DORAL, Fla. — Tiger Woods hit a tee shot that got stuck in a palm tree. That’s about the only thing that didn’t fall his way Saturday in the Cadillac Championship.
Woods made seven more birdies on the Blue Monster at Doral, the last one from 15 feet on the 18th hole that gave him a 5-under 67 and a four-shot lead over Graeme McDowell heading into the final round.
Woods has made 24 birdies and taken only 74 putts through three rounds, both personal bests in his PGA Tour career.
It put him in great position to win his 17th career World Golf Championship, and his first since 2009.
He has a 39-2 record when he has the outright lead going into the final round on the PGA Tour. The only time he has ever lost a lead of more than two shots was in 2010 against an 18-man field at the Chevron World Challenge, when McDowell beat him in a playoff.
McDowell was six shots out of the lead with three holes to play when he tried to keep it close. His drive on the 16th finished just over the green, and he chipped in for eagle.
He picked up another shot on the 17th when Woods’ tee shot embedded high into the trunk of a palm tree. Once his ball was identified, he took a penalty drop and made bogey.
The lead was down to three shots, but not for long.
Woods holed his birdie putt to reach 18-under 198, and McDowell did well to stay only four shots behind with a two-putt from 85 feet away. That gave him a 69, and another date with Woods in the final group at Doral.
Phil Mickelson, who badly wanted to get into the final group, overcame a three-putt from 4 feet for double bogey on the third hole by making four birdies the rest of the way. He had a 69, along with Steve Stricker, and both were five shots behind.
Woods used to own these WGC events, winning 16 of the first 30 that he played. He has gone 0-for-10 since Firestone in August 2009, though the odds were stacked in his favor at the Cadillac Championship.
He already is a three-time winner at Doral, and he has been putting well ever since Stricker gave him a tip on the eve of the tournament.
“You know what kind of closer he is,” Stricker said. “When he gets the lead in a golf tournament, it’s tough. He doesn’t let too many guys in usually when he gets the lead. We’ve all got our work cut out for us.
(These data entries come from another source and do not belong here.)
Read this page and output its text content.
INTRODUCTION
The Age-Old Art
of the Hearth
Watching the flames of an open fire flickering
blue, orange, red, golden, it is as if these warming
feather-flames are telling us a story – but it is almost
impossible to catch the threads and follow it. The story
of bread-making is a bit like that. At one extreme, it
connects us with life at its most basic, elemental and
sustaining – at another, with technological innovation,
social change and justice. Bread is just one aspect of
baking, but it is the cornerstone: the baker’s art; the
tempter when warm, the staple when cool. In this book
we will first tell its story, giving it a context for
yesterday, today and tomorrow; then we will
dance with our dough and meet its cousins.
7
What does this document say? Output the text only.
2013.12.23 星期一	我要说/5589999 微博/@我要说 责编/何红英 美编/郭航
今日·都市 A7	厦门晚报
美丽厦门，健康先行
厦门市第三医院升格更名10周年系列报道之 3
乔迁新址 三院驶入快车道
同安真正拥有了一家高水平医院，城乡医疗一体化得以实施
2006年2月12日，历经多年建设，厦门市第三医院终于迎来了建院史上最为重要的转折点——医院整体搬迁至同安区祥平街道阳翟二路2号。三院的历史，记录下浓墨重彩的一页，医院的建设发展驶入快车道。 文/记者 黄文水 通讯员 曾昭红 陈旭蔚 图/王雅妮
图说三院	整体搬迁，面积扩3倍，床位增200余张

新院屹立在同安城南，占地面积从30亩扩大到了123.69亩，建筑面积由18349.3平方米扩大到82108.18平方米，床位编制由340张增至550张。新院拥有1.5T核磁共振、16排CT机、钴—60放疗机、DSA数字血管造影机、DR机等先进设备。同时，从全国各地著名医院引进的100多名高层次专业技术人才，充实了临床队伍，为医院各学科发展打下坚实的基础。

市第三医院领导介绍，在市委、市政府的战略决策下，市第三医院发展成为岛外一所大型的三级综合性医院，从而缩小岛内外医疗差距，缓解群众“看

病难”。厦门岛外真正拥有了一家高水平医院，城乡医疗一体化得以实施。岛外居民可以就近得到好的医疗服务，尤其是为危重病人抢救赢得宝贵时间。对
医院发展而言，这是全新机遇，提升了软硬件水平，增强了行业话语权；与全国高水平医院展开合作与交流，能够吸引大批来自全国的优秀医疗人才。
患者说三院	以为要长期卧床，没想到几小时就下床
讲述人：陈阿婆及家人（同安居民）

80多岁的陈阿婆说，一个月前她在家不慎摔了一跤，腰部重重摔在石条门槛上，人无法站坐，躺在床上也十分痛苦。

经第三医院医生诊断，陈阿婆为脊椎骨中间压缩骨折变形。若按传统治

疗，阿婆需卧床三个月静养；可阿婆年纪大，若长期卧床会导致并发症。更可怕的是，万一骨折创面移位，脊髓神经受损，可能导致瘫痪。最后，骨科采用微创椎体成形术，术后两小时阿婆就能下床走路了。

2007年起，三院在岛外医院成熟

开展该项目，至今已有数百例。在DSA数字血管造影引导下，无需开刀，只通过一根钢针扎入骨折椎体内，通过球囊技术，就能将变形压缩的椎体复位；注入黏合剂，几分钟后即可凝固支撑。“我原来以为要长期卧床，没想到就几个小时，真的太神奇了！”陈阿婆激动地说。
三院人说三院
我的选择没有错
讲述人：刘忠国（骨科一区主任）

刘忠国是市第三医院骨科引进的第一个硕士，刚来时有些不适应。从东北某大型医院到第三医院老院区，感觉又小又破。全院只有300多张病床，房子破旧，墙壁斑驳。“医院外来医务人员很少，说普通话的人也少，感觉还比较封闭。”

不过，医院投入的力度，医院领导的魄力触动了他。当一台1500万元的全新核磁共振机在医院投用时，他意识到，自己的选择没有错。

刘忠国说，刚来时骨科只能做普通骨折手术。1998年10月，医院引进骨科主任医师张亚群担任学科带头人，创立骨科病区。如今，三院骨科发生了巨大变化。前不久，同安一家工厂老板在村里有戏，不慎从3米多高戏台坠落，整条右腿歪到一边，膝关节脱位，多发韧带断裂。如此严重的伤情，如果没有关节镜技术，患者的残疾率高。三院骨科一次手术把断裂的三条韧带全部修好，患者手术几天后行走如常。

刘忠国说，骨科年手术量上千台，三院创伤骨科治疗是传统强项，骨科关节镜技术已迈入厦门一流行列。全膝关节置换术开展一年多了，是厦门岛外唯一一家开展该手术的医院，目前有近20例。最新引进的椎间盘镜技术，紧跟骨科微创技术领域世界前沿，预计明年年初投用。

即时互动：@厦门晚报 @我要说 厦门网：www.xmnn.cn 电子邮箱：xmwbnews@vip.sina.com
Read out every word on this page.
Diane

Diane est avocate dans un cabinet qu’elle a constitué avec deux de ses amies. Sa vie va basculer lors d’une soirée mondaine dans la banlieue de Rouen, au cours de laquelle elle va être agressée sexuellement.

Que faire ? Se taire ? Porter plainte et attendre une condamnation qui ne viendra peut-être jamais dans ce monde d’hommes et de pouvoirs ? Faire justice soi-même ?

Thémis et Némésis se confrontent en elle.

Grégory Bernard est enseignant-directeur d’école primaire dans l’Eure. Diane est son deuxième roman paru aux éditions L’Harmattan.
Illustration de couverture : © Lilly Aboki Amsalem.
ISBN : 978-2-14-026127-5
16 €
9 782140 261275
We’re going to have to go out and try to make birdies on a difficult golf course, which is hard to do.”
It’s even tougher with Woods playing like this. He has matched the low round of the tournament all three days.
For nine holes, McDowell threw his best golf at Woods, and Woods counterpunched in a magnificent display on the breezy Blue Monster.
McDowell opened with a 20-foot eagle, Woods with back-to-back birdies. McDowell hit his approach to 10 feet on the third hole, and Woods followed with a shot 6 inches inside as both made birdie.
McDowell finally tied him for the lead with a 20-foot putt on the sixth hole, and he had a 10-foot birdie attempt on the seventh for the outright lead. The stroke was tentative, and the ball dipped on the low side.
And that was as close as McDowell could get.
Woods had a one-shot lead as they walked toward the green on the par-5 10th hole, with McDowell on the green in two and poised to catch him again. It all turned so suddenly.
Woods hit another superb wedge to 6 feet for birdie, while McDowell’s eagle attempt slid 4 feet by the cup, and he missed it coming back for par. McDowell was furious, slapping his leg in disgust. McDowell and Woods each had 6 feet for par on the 11th — Woods made, McDowell missed, his first bogey of the week.
That gave Woods a three-shot lead, and McDowell fell even further behind when he muffed a pitch behind the 14th green and took double bogey, and Woods hit a towering tee shot on the par-3 15th to 6 feet for birdie.
McDowell at least stayed in the game, but after his putt across the length of the 18th green stopped inside a foot from the hole, he could only watch as Woods poured in another putt for yet another birdie, making the task on Sunday even more difficult.
The leaderboard still had the best golfers. Woods, however, separated himself from them.
Honda Classic winner Michael Thompson and Sergio Garcia each had a 67 and were at 11-under 205, along with Charl Schwartzel (69) and Keegan Bradley (69). Masters champion Bubba Watson could only manage a 71 and was eight shots behind.